Correspondence to: John M. Hettema, VCU Department of Psychiatry, Virginia Institute for Psychiatric and Behavioral Genetics, P.O. Box 980126, Richmond, VA 23298-0126



Generalized anxiety disorder (GAD) is a common chronic condition that is relatively understudied compared to other psychiatric syndromes. Neuroimaging studies have begun to implicate particular neural structures and circuitry in its pathophysiology; however, no genetically informative research has examined the potential sources of reported brain differences.


We acquired spectroscopic, volumetric, and diffusion tensor magnetic resonance imaging data from a pilot study of 34 female subjects selected from monozygotic twin pairs based upon their affection status for GAD, and examined brain regions previously implicated in fear and anxiety for their relationship with affection status and genetic risk.
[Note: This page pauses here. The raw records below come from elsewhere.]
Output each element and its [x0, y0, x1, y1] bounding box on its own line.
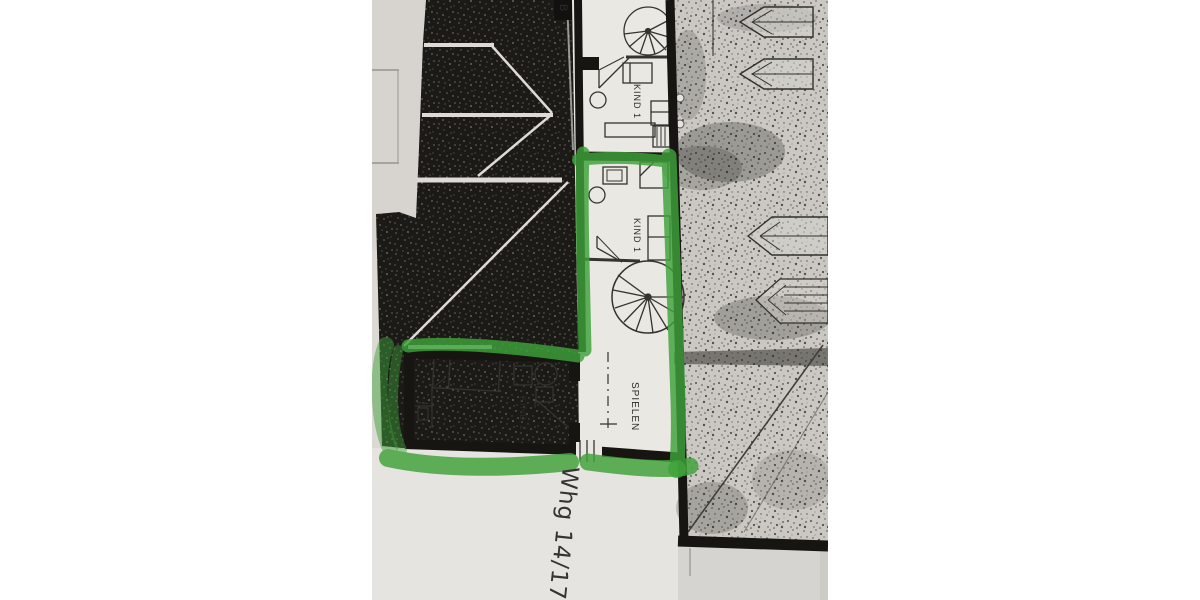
room-label-spielen: SPIELEN — [629, 382, 640, 431]
highlight-left-wall — [582, 153, 585, 350]
room-label-kind2: KIND 2 — [518, 396, 528, 431]
highlight-tip — [668, 460, 686, 478]
floorplan-photo: B — [372, 0, 828, 600]
paper-below-boundary — [678, 545, 828, 600]
wall-symbol-circle — [676, 94, 684, 102]
screenshot-canvas: B — [0, 0, 1200, 600]
highlight-room-divider — [578, 158, 670, 162]
paper-edge-shade — [820, 548, 828, 600]
room-label-kind1-middle: KIND 1 — [632, 218, 642, 253]
room-label-kind1-upper: KIND 1 — [632, 84, 642, 119]
highlight-bottom-band — [388, 458, 570, 467]
corner-mark-label: B — [557, 4, 569, 12]
wall-kind2-bottom — [405, 444, 578, 450]
wall-pier — [582, 57, 599, 70]
boundary-wall-bottom — [678, 541, 828, 546]
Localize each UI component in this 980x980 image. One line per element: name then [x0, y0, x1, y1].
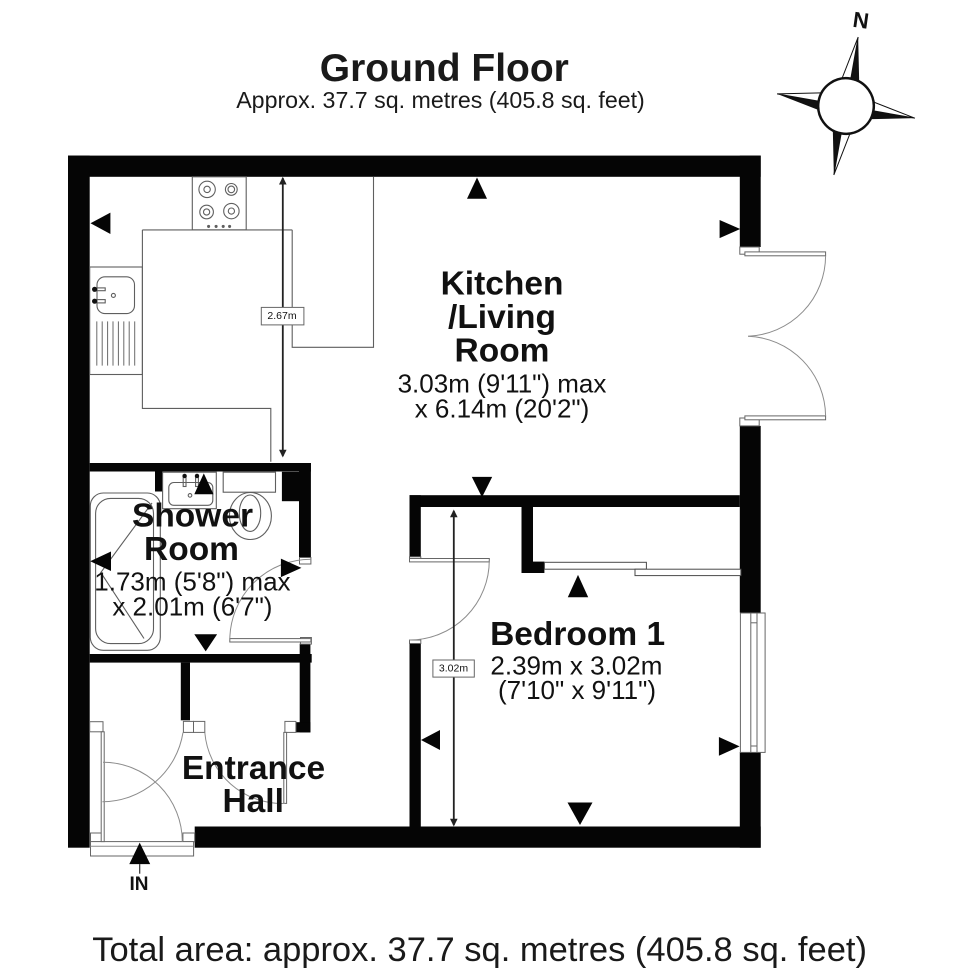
- svg-text:Hall: Hall: [222, 783, 283, 820]
- svg-text:Approx. 37.7 sq. metres (405.8: Approx. 37.7 sq. metres (405.8 sq. feet): [236, 87, 645, 113]
- svg-text:Total area: approx. 37.7 sq. m: Total area: approx. 37.7 sq. metres (405…: [92, 931, 867, 969]
- svg-text:x 6.14m (20'2"): x 6.14m (20'2"): [415, 394, 590, 424]
- svg-text:(7'10" x 9'11"): (7'10" x 9'11"): [498, 675, 656, 705]
- svg-text:Shower: Shower: [132, 498, 253, 535]
- svg-text:/Living: /Living: [448, 299, 556, 336]
- svg-text:Kitchen: Kitchen: [441, 266, 564, 303]
- svg-text:Ground Floor: Ground Floor: [320, 47, 569, 90]
- svg-text:3.02m: 3.02m: [439, 663, 468, 675]
- svg-text:Entrance: Entrance: [182, 750, 325, 787]
- svg-text:Room: Room: [144, 531, 239, 568]
- svg-text:2.67m: 2.67m: [267, 310, 296, 322]
- svg-text:Bedroom 1: Bedroom 1: [490, 616, 665, 653]
- svg-text:IN: IN: [130, 874, 149, 895]
- svg-text:Room: Room: [455, 333, 550, 370]
- svg-text:x 2.01m (6'7"): x 2.01m (6'7"): [112, 592, 272, 622]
Lifetime GAD associated with increased creatine levels in the amygdala, smaller left hippocampal volume, and lower fractional anisotropy in the uncinate fasciculus which connects amygdala and frontal cortex. In addition, GAD genetic risk predicted increases in myo-inositol in the amygdala and, possibly, glutamate/glutamine/GABA alterations in the hippocampus. The association of lifetime GAD with smaller hippocampal volume was independent of major depression and might represent a common genetic risk marker for internalizing disorders.


These preliminary data suggest that GAD and its genetic risk factors are likely correlated with volumetric and spectroscopic changes in fear-related limbic structures and their connections with the frontal cortex. Depression and Anxiety 0:1–8, 2011. © 2011 Wiley-Liss, Inc.